BRIDGEPORT — While she was a teacher at Walter Payton Chicago Prep, Katherine Chuu would grade papers at Bridgeport Coffeehouse. She has seen the neighborhood's changes up close, and now that she is the principal at Armour Elementary, Chuu said she wants the school to accommodate and reflect the growing community.
Chuu took over this year as principal of Armour, 950 W. 33rd Place. The school is already a "gem" of the local schools, but Chuu said she has plans for Armour that will strengthen the institution and make it more reflective of the neighborhood.
"Bridgeport is this really dynamic, growing community," Chuu said during an interview in her office Friday. "We want to grow hand-in-hand. I don't want the growth in the community to happen without knowing how to support it and be a resource for the families."
One of Chuu's main goals is to bring more Chinese families into the school. The neighborhood, and the area around Armour, has seen an influx of Asian residents, but Chuu said that demographic change is not reflected in her school. Armour's 265 students are 78 percent Hispanic, 9 percent white, 7 percent black and 5 percent Asian, according to Chicago Public Schools.
"The diversity of our community is not really reflected in our building," she said. "One of my goals this year is to connect with neighborhood families and open my doors here. We're doing some really good things and I want people to know."
Before coming to Armour, Chuu was assistant principal of Roosevelt High School in Albany Park, a school with a diverse and large immigrant population. Chuu said she is well versed in reaching out to such populations and coordinating bilingual education, which could be made available to Chinese families if enough are enrolled, she said.
Chuu, a South Loop resident, also served as assistant principal of Burley Elementary in Lakeview, a school with a large concentration of wealthy families, as well as her time as a teacher at Payton, the selective-enrollment school.
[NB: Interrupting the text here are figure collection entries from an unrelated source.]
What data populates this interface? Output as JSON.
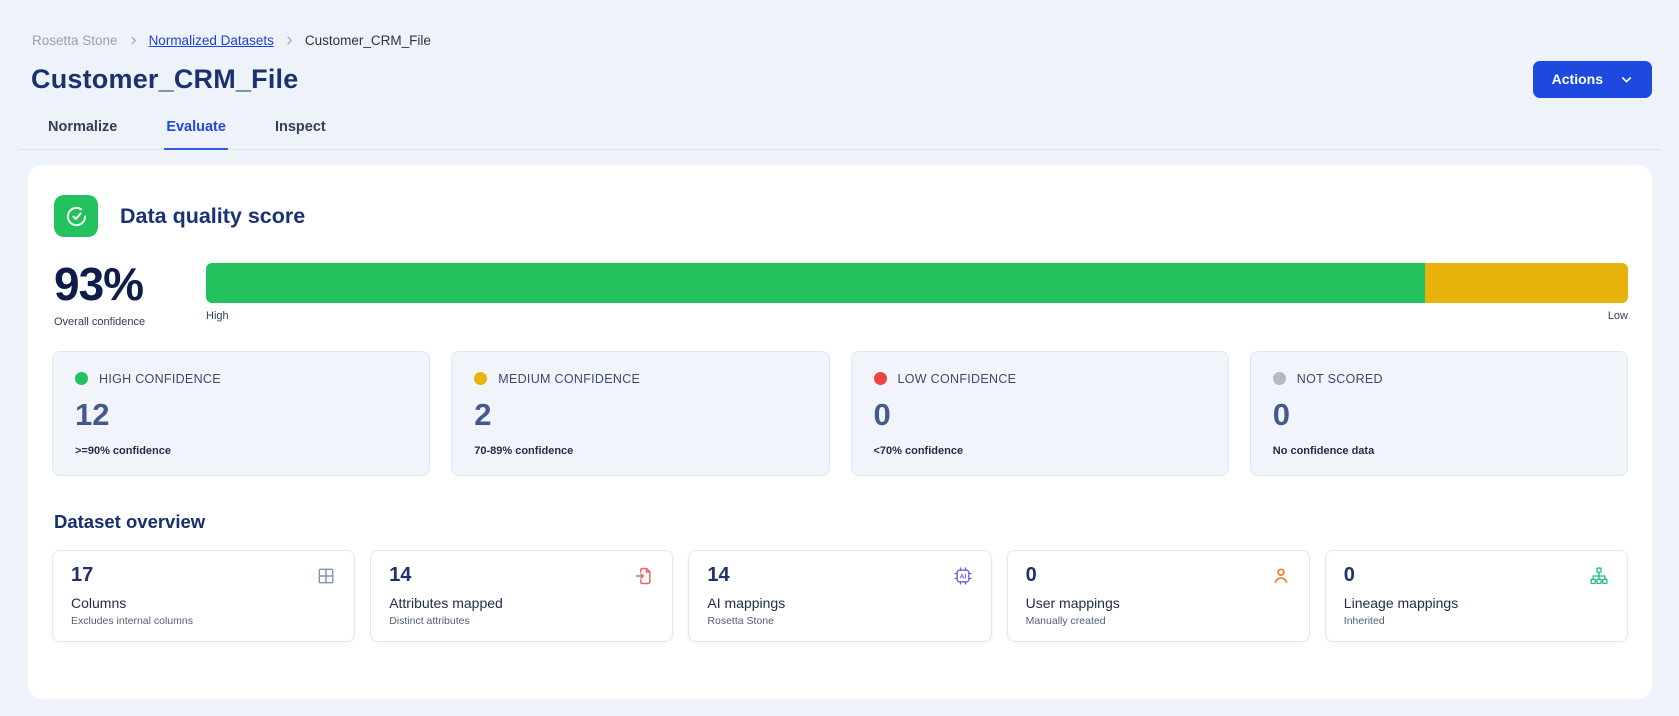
{
  "colors": {
    "accent": "#1d49e0",
    "green": "#24c25e",
    "yellow": "#e8b40b",
    "red": "#f04444",
    "gray": "#b3bac4"
  },
  "breadcrumb": {
    "root": "Rosetta Stone",
    "link": "Normalized Datasets",
    "current": "Customer_CRM_File"
  },
  "header": {
    "title": "Customer_CRM_File",
    "actions_label": "Actions"
  },
  "tabs": [
    {
      "label": "Normalize",
      "active": false
    },
    {
      "label": "Evaluate",
      "active": true
    },
    {
      "label": "Inspect",
      "active": false
    }
  ],
  "quality": {
    "section_title": "Data quality score",
    "score": "93%",
    "score_caption": "Overall confidence",
    "bar": {
      "left_label": "High",
      "right_label": "Low",
      "segments": [
        {
          "name": "high",
          "color": "#24c25e",
          "pct": 85.7
        },
        {
          "name": "medium",
          "color": "#e8b40b",
          "pct": 14.3
        }
      ]
    },
    "cards": [
      {
        "label": "HIGH CONFIDENCE",
        "value": "12",
        "desc": ">=90% confidence",
        "dot_color": "#24c25e"
      },
      {
        "label": "MEDIUM CONFIDENCE",
        "value": "2",
        "desc": "70-89% confidence",
        "dot_color": "#eab308"
      },
      {
        "label": "LOW CONFIDENCE",
        "value": "0",
        "desc": "<70% confidence",
        "dot_color": "#f04444"
      },
      {
        "label": "NOT SCORED",
        "value": "0",
        "desc": "No confidence data",
        "dot_color": "#b3bac4"
      }
    ]
  },
  "overview": {
    "section_title": "Dataset overview",
    "cards": [
      {
        "value": "17",
        "label": "Columns",
        "desc": "Excludes internal columns",
        "icon": "table-icon",
        "icon_color": "#8593ad"
      },
      {
        "value": "14",
        "label": "Attributes mapped",
        "desc": "Distinct attributes",
        "icon": "import-document-icon",
        "icon_color": "#ec5f6d"
      },
      {
        "value": "14",
        "label": "AI mappings",
        "desc": "Rosetta Stone",
        "icon": "ai-chip-icon",
        "icon_color": "#6a5ce8"
      },
      {
        "value": "0",
        "label": "User mappings",
        "desc": "Manually created",
        "icon": "user-icon",
        "icon_color": "#f87c1b"
      },
      {
        "value": "0",
        "label": "Lineage mappings",
        "desc": "Inherited",
        "icon": "lineage-icon",
        "icon_color": "#21ba8f"
      }
    ]
  }
}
The experience has given Chuu a lot to draw from, and she has a lot of ideas for Armour.
One that's already in practice is a robust pre-kindergarten program. Bridgeport has been named one of the hottest housing markets in Chicago — and it's even being touted by the city's tourism bureau as a new hipster hotspot.
To accommodate more young families, Armour opened a second all-day pre-K class at its branch. Chuu said she wants the school's branch to be an early childhood education hub for the neighborhood.
"Early childhood education is a real foundation for school success," Chuu said. "That would be a really great resource especially as the neighborhood is gentrifying and more young families are moving in."
Chuu also wants to start a "friends of Armour School" nonprofit that many schools in affluent areas have. She knows parents wouldn't be able to offer the same kind of support, but Chuu said she plans to enlist local businesses and organizations to help out. A new playground is on her wishlist, especially a place for the early learners to play.
But Armour will only run at full strength when it is truly reflective of its community, Chuu said. And reaching out to new residents is her first order of business.
"I want to connect to them, be a resource for families," she said. "Let them know this school is going to be here for a long time and we're going to do some amazing things."